Au vu de ce qui précède, les travaux effectués sur le navire au niveau des parties externes de la coque vont être « relativement » limités et se sont déroulé assez rapidement (en comparaison avec la durée totale du projet): ponçage de la coque, réparations des zones endommagées et/ou attaquées par la rouille, application d’un primer antirouille et antifouling, la peinture finale de la coque ayant lieu à partir de l’été 2019 et achevée au début 2020 peu de temps avant que le navire ne sorte du bassin de SevMash.
La chaîne cinématique n’a pas connu d’évolutions fondamentales dans le cadre de la modernisation; l’architecture propulsive reprise sous le type CONAS (COmbined Nuclear And Steam) est composée de deux réacteurs nucléaires à eau pressurisé du type KN-3 (235U fortement enrichi à environ 70%) développant un total de 300 MWt (2 x 150) auxquels s’ajoutent deux turbines vapeur GTZA-653 de 70.000 Cv et enfin deux chaudières auxiliaires KVG-2 au mazout le tout entraînant deux arbres disposant chacun d’une hélice (à cinq pales). Les premiers projets de modernisation tablaient sur le remplacement des réacteurs par un modèle plus récent; il n’en sera finalement rien puisque ceux-ci seront conservés, une révision en profondeur des enceintes et un renouvellement de la protection radiologique sont effectués tandis que les cœurs (nécessitant une recharge au bout de 10 à 12 ans d’utilisation) sont ravitaillés en 235U neuf. A l’inverse, les deux turbines vapeur GTZA-653 d’origine sont remplacées par des modèles neufs provenant de Kirov-Energomash; l’entièreté des équipements de pilotage et de sécurité de l’ensemble propulsif sont revus et remplacés. Enfin, au niveau des parties basses de la coque ainsi que de la propulsion: les lignes d’arbres et les hélices ont été démontées, réparées et rééquilibrées avant remontage sur le navire. Cette étape se terminant au début de l’année 2019.
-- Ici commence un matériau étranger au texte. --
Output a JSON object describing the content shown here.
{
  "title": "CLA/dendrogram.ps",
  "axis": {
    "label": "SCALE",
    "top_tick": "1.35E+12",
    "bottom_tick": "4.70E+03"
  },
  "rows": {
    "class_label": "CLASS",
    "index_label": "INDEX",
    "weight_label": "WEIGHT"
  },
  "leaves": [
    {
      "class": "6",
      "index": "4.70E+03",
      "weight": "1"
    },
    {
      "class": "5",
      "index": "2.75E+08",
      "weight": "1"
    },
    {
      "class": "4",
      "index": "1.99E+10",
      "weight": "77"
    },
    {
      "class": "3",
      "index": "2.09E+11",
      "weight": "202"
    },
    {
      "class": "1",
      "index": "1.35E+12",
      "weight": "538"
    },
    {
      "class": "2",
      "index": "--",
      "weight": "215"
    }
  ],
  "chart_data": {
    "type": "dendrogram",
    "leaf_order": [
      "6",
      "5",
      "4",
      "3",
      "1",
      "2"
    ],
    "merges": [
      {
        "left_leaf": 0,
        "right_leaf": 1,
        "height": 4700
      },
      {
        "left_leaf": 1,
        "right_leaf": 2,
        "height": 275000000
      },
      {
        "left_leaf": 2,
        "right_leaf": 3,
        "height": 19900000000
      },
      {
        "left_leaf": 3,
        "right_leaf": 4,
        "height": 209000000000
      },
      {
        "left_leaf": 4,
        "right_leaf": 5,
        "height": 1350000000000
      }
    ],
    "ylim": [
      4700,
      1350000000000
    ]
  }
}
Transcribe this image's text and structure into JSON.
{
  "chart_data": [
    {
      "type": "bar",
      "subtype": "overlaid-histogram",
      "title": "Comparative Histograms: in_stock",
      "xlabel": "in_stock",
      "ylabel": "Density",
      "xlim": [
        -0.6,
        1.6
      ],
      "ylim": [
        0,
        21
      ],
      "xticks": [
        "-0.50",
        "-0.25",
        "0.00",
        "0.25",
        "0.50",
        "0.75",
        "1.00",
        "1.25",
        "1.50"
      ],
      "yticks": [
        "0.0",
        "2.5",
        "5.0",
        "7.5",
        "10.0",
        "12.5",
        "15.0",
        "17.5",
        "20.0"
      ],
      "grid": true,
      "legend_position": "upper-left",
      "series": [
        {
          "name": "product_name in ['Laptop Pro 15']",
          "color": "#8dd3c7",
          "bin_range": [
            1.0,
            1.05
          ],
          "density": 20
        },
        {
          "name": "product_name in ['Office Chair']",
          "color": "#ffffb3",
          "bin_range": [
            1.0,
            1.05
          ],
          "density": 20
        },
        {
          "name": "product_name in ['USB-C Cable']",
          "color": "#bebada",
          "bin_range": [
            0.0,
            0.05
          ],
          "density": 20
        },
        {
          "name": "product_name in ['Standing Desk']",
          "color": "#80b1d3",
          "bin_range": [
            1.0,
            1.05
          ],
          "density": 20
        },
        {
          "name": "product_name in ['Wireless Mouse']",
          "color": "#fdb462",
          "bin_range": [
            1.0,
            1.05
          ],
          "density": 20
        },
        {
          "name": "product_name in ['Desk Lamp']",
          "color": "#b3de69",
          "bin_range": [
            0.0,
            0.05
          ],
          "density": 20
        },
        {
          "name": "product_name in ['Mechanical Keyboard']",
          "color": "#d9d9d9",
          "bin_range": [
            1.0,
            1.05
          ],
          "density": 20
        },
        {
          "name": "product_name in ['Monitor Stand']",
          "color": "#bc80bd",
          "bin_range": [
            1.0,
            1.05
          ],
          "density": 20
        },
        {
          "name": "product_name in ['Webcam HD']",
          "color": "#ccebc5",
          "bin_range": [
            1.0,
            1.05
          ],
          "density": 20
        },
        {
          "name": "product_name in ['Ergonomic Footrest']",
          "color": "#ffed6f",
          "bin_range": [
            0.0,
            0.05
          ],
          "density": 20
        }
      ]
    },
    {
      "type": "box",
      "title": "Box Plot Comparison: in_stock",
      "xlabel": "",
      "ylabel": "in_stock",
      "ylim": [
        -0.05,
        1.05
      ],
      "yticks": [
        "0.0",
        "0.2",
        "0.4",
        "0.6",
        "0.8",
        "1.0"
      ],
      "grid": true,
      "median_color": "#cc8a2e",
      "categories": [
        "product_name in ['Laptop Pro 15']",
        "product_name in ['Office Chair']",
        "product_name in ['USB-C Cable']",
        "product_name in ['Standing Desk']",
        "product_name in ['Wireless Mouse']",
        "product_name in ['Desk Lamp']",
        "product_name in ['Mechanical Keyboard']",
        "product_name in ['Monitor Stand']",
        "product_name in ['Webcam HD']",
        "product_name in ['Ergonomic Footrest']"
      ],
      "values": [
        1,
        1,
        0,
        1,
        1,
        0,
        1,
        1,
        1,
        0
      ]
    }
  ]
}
Le gros du travail et la partie la plus visible porte sur le remplacement des missiles antinavires 3M45 (P-700) Granit installés dans vingt silos inclinés du type SM-233 positionnés en plage avant du navire sous le pont. Armement principal des Orlan, le 3M45 Granit est un missile aux dimensions imposantes d’une longueur de 10 m, d’un diamètre de 0,85 m et d’une masse de 7 tonnes. Les ingénieurs ont fait le choix de remplacer l’intégralité du système Granit par dix nouveaux modules de huit cellules verticales soit un total de quatre-vingt cellules de lancement verticales du type UKSK 3S14-11442M (le suffixe 11442M faisant référence au standard de modernisation). Ces dernières sont capables d’emporter des missiles 3M55 Oniks, 3M14 Kalibr ou 3M22 Tsirkon: le panachage potentiel offert par l’installation des cellules verticales UKSK permet donc de transformer en profondeur le rôle de l’Admiral Nakhimov. Ce dernier passe du stade de navire orienté frappe antinavires de surface au stade de navire polyvalent pouvant effectuer des frappes sur mer et sur terre. Le montage des cellules verticales s’accompagne également de l’installation du système de rechargement en missiles, le SM-456-22350 ainsi que du système de tir lié: le UKSUR 3R-14H-11442M.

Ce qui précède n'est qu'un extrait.